Some dogs view their walks as an opportunity to lead you about and take you where they want to go, rather than the other way around. You should be firm with your dog and teach them that pulling is not allowed, and perhaps change your dog’s collar for a Halti head collar or a chest harness to help you to curb their pulling.

Resource guarding

Resource guarding refers to the tendency of dogs to gather up their toys into one place and then defend the pile, sometimes barking, growling or even snapping. Dogs may also guard their food, and display defensive aggression if approached. This is the absolute height of bad manners, and something that you should tackle firmly, training your dog that this is simply not permitted or acceptable behaviour.

Begging for scraps

There are few things more annoying than trying to enjoy your meal, when everywhere you look, your dog seems to be there! Pushing against your legs, putting their head on the table, pawing at you, staring at you... The list goes on! Overt begging is usually a learned behaviour in the dog, as they have ascertained that it sometimes gains them a reward, so you must ensure that your dog is never rewarded for begging, and is closed out of the room when you are eating if they cannot learn to comply!

Pushing in when you are talking to another person or animal

When you are paying attention to another person or animal, some dogs can become very jealous and try to get your attention, pushing in between you and trying to divert your attention from the other person or pet. This is very rude, and while you should ensure that you do not neglect your dog in favour of another animal or someone else, your dog should learn that they cannot be the centre of attention all the time and that being pushy about it is not permitted!

Obstructing you

Another attention-seeking behaviour is obstructing you when you are going about your day; getting underfoot when you are walking about the house, blocking your path to get attention or generally interrupting you physically when you are engaged with something else. This is of course highly irritating, and something that should not be allowed or rewarded.
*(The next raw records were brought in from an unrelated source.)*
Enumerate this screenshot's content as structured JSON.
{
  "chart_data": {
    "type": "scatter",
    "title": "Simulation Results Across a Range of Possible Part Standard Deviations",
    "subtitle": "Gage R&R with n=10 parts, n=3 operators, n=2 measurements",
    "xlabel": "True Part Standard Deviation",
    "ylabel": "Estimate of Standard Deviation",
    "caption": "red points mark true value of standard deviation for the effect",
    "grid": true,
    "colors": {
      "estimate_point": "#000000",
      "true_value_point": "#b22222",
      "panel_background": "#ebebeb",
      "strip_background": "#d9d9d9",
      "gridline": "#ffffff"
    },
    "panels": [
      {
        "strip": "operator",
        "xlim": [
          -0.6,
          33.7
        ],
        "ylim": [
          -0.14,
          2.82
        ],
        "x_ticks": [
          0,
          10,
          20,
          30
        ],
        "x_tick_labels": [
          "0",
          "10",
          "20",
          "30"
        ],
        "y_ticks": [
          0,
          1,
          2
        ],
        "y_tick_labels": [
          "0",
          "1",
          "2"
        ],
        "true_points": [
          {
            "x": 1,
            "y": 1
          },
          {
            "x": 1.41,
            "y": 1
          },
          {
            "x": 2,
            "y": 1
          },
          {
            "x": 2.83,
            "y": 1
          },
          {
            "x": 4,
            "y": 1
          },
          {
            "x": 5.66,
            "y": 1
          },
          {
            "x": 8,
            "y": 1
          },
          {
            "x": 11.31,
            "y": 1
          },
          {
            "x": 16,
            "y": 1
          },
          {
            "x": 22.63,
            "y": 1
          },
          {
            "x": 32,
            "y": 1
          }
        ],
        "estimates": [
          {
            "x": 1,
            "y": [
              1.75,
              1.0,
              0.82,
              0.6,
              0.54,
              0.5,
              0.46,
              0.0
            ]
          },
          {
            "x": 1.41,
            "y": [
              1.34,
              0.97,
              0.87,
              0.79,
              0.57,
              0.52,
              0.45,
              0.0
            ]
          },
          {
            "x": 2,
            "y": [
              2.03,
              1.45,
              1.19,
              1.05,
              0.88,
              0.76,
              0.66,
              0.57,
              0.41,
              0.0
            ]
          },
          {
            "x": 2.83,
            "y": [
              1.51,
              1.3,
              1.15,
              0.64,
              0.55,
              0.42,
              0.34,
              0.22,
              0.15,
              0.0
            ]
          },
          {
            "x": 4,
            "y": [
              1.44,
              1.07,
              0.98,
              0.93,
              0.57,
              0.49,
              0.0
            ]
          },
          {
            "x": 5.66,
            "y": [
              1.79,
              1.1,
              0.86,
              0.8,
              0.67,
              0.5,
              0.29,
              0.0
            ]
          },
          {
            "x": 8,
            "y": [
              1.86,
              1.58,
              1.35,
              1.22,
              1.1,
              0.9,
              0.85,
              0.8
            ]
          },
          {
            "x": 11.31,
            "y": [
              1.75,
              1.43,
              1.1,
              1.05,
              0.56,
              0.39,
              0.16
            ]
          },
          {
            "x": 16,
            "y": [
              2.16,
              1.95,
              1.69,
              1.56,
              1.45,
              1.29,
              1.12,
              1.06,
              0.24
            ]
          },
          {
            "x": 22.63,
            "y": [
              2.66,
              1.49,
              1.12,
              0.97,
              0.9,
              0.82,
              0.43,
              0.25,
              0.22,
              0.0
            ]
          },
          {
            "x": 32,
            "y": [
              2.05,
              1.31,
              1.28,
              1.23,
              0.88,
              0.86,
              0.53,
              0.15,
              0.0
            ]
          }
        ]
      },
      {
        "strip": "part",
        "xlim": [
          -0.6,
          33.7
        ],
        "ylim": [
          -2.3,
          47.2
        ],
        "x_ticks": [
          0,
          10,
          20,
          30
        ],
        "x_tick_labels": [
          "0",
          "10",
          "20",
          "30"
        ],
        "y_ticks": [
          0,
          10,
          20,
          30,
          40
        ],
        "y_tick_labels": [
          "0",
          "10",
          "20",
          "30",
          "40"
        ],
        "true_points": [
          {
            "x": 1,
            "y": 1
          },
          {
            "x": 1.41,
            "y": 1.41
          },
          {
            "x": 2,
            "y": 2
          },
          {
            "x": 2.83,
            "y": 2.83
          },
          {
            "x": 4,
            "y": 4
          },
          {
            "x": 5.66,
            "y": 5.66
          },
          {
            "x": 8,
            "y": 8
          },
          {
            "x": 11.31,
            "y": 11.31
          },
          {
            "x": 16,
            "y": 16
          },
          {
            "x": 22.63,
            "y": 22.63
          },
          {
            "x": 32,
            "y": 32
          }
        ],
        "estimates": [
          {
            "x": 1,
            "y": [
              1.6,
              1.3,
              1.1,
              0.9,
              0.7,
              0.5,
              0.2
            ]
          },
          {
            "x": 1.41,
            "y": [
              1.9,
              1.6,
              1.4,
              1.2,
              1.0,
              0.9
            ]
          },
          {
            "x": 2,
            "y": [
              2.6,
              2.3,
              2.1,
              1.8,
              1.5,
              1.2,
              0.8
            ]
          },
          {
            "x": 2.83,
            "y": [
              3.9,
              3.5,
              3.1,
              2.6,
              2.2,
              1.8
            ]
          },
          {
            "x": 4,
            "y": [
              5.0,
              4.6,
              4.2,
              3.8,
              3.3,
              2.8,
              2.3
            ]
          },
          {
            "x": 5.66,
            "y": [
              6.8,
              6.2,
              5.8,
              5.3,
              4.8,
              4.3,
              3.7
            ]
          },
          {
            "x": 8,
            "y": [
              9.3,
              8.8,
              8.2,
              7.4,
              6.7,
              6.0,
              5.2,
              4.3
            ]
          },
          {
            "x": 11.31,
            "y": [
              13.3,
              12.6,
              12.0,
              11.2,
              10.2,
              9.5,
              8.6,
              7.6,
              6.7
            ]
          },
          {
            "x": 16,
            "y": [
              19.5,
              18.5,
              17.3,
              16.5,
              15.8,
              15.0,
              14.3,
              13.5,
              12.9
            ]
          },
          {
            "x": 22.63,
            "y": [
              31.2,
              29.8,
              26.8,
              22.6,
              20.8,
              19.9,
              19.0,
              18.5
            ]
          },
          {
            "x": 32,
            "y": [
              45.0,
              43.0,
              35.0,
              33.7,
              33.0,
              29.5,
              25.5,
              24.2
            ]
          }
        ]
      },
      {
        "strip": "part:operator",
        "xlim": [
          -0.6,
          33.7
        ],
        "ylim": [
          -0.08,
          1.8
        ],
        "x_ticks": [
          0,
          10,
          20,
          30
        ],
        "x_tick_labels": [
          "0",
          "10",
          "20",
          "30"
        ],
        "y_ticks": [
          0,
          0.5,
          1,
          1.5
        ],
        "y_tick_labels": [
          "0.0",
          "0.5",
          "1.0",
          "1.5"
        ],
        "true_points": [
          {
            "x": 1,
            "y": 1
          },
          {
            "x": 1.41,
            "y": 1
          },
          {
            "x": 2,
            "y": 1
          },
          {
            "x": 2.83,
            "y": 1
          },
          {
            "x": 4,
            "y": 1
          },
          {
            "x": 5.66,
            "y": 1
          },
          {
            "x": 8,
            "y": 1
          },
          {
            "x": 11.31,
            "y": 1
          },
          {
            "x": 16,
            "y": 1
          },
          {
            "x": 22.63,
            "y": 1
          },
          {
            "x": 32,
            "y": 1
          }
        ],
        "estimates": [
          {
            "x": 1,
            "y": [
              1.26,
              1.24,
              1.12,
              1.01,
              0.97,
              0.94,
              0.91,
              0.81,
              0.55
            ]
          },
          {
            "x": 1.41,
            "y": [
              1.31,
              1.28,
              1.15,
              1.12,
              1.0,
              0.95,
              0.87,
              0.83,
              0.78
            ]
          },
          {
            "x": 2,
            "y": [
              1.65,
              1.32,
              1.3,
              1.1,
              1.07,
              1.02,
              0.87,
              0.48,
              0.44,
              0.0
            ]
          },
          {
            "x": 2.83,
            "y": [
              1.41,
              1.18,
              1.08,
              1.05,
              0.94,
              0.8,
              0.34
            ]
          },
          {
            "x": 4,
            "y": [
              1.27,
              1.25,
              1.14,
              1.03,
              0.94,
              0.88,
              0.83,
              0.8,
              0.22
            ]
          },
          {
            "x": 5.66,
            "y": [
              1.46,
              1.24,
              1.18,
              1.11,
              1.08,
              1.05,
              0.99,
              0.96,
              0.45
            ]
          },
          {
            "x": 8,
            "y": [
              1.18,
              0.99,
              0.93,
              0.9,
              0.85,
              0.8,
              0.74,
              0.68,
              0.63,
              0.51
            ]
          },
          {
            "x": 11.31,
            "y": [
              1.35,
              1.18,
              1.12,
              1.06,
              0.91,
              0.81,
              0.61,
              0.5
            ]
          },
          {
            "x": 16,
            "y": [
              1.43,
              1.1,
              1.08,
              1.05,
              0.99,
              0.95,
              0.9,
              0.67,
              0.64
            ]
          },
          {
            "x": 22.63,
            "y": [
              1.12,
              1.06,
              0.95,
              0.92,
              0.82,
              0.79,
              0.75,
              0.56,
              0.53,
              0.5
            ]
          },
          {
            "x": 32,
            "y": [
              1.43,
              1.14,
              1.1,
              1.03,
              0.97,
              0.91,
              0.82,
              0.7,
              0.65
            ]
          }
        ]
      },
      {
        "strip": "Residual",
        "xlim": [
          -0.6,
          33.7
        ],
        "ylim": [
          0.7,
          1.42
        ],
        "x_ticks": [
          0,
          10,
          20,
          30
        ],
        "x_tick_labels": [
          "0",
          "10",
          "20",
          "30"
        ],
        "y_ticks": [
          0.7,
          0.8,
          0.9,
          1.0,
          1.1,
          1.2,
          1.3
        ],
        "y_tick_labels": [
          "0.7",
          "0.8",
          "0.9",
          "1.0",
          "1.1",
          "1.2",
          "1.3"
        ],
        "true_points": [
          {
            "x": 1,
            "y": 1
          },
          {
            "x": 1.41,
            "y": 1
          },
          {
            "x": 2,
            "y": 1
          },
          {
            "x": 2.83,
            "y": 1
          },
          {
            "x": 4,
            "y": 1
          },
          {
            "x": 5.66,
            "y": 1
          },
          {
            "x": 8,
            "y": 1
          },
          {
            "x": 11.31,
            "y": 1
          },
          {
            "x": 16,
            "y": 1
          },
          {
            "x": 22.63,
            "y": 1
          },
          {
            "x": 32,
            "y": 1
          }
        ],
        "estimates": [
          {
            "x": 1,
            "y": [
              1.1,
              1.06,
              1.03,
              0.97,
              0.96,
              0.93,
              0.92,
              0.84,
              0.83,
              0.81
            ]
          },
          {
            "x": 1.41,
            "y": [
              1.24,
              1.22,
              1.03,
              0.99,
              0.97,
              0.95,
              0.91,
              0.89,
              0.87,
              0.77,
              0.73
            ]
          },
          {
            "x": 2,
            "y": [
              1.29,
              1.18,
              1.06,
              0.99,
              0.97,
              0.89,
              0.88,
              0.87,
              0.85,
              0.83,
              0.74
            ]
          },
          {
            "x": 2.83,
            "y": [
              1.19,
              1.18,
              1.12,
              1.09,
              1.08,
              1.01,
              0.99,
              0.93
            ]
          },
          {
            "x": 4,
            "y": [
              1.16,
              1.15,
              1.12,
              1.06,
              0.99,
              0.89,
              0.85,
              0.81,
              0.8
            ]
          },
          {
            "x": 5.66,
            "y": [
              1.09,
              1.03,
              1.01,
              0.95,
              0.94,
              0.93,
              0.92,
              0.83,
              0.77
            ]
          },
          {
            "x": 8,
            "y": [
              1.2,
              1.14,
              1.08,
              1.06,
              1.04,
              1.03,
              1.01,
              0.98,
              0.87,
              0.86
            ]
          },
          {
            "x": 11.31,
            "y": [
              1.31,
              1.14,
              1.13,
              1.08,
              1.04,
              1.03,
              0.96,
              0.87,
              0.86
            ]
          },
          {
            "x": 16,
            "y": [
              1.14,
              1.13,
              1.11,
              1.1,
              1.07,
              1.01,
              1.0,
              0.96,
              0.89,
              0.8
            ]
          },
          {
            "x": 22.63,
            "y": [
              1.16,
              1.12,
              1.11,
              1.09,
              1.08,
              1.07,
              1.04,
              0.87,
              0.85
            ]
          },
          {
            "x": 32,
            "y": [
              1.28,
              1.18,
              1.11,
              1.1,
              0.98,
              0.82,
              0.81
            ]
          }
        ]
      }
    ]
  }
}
Refusing to comply with commands

Dogs should respond to their name and the command that they are given in a timely manner, and not be selective about when they do what they are told! If your dog is caught up in a game or a chase they may be slower to respond than when their full attention is on you, but nevertheless, you should expect reliable compliance with commands every time you speak to your dog, and work on their training if you don’t get it!


Snapping is one of the seven deadly canine sins, and one that should be absolutely forbidden, banned, and not permitted or left unchecked at any point. Not only can snappiness be dangerous in itself, it can soon develop into other aggressive behaviours and potentially worse responses. Be very firm with your dog if they snap and let them know without any ambiguity that they are “in the dog house.” You may even want to consider hiring a training expert or canine behaviourist to help you to train this behaviour out of your dog if you run into problems on your own, as snapping really is something that is not acceptable or forgivable under any circumstances.

Taking the alpha role over some members of the family

Dogs will sometimes find that one member of the family (often children) is something of a pushover, and will displace their role in the hierarchy of the family “pack” and take their place. This might manifest in any number of ways, such as by pushing their luck constantly with one family member when they wouldn’t dream of doing it with others, herding their people, becoming bossy, or disobeying one person in particular. Younger children cannot be expected to fully understand and address your dog in the way that dogs should be communicated with, so it is important that you manage your dog’s interactions with them and tackle this issue yourself. Do not permit your dog to boss anyone around or get away with things that they are not allowed to do, for the want of an adult to manage their behaviour.